Get a clear list of every topic .NET interviewers actually test on:
- C#
- OOP
- Async code, threads and locking
- Optimizations
- ASP .NET Core
- EF Core
- Caching
- Messaging
- Auth and security
- Architecture.
๐ฆ๐๐ฒ๐ฝ ๐ฎ โ ๐ฃ๐ฟ๐ฒ๐๐๐๐ฟ๐ฒ-๐๐ฒ๐๐ ๐๐ผ๐๐ฟ ๐ธ๐ป๐ผ๐๐น๐ฒ๐ฑ๐ด๐ฒ.
Run yourself through the same questions hiring managers ask in real interviews. If you can answer them with confidence, you're ready. If you can't โ you just found the exact gap to close.
๐ฆ๐๐ฒ๐ฝ ๐ฏ โ ๐๐น๐ผ๐๐ฒ ๐๐ต๐ฒ ๐ด๐ฎ๐ฝ๐, ๐ผ๐ป๐ฒ ๐ฏ๐ ๐ผ๐ป๐ฒ.
Stop jumping between random blog posts and half-watched YouTube videos.
Study what matters, in the order it matters, the same way the seniors who got there did it.
That's how:
โณ Juniors stop guessing and start studying with intent.
โณ Mid-levels finally close the gap to senior.
โณ Seniors patch the blind spots before they show up in an architecture review.

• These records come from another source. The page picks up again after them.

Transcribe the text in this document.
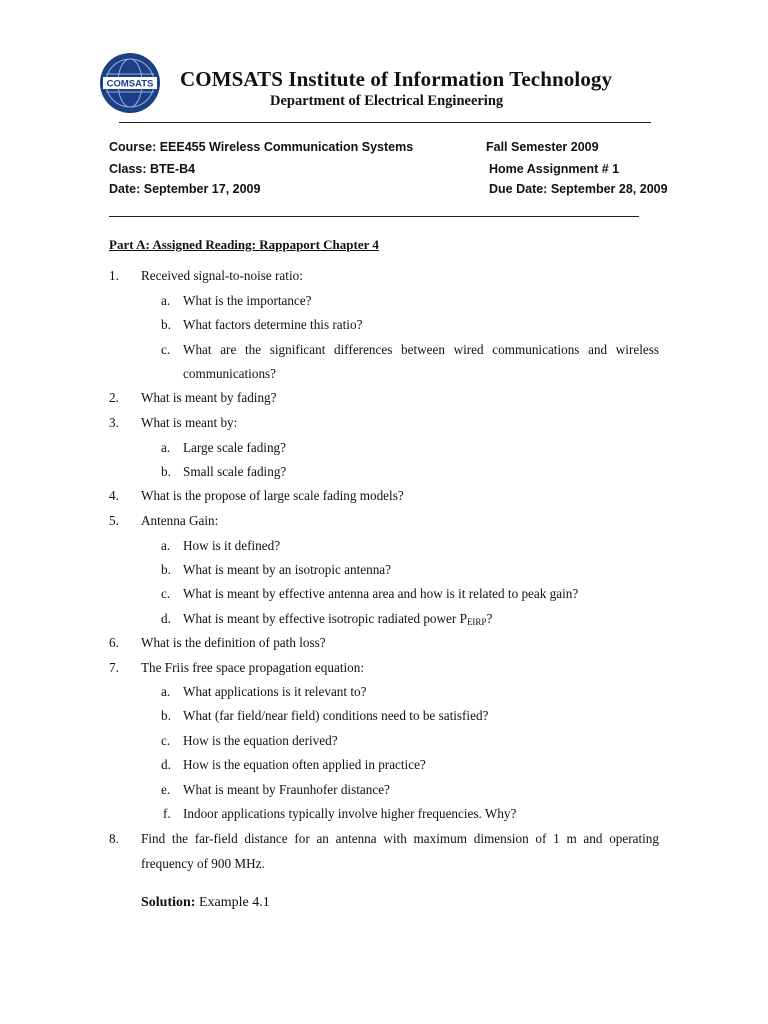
COMSATS COMSATS Institute of Information Technology
Department of Electrical Engineering
Course: EEE455 Wireless Communication Systems	Fall Semester 2009
Class: BTE-B4	Home Assignment # 1
Date: September 17, 2009	Due Date: September 28, 2009
Part A: Assigned Reading: Rappaport Chapter 4
1. Received signal-to-noise ratio:
a. What is the importance?
b. What factors determine this ratio?
c. What are the significant differences between wired communications and wireless
communications?
2. What is meant by fading?
3. What is meant by:
a. Large scale fading?
b. Small scale fading?
4. What is the propose of large scale fading models?
5. Antenna Gain:
a. How is it defined?
b. What is meant by an isotropic antenna?
c. What is meant by effective antenna area and how is it related to peak gain?
d. What is meant by effective isotropic radiated power $P_{EIRP}$?
6. What is the definition of path loss?
7. The Friis free space propagation equation:
a. What applications is it relevant to?
b. What (far field/near field) conditions need to be satisfied?
c. How is the equation derived?
d. How is the equation often applied in practice?
e. What is meant by Fraunhofer distance?
f. Indoor applications typically involve higher frequencies. Why?
8. Find the far-field distance for an antenna with maximum dimension of 1 m and operating
frequency of 900 MHz.
Solution: Example 4.1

I packed the topic map and 200+ real interview questions into a free template (worth $200) so you can start today.
๐Here's how you get it:
1๏ธโฃ Follow me
2๏ธโฃ Like and Comment "beta" below ๐
3๏ธโฃ I'll send the template your way!
4๏ธโฃ Repost
โโ
โป๏ธ Repost to help others get these interview questions
โ Follow me ( @AntonMartyniuk ) to improve your .NET and Architecture Skills
Leave a comment "beta" and I will personally send you a free template (worth $200).
The best developers aren't smarter. They just make fewer bad calls.
We put together a free framework to help you make technical decisions you won't regret. Architecture, stack, scope, all of it.
Get it here โ https://t.co/hMd21PaBmb
Most developers optimize for addition, meaning new features, extended functionality, and growing systems.
Good code is easy to remove.
This is such a great tip! ๐งโ๐ป
Shout out to @joncphillips and @denicmarko for providing such useful tips on a daily basis!
If youโre into coding, you should definitely check this out!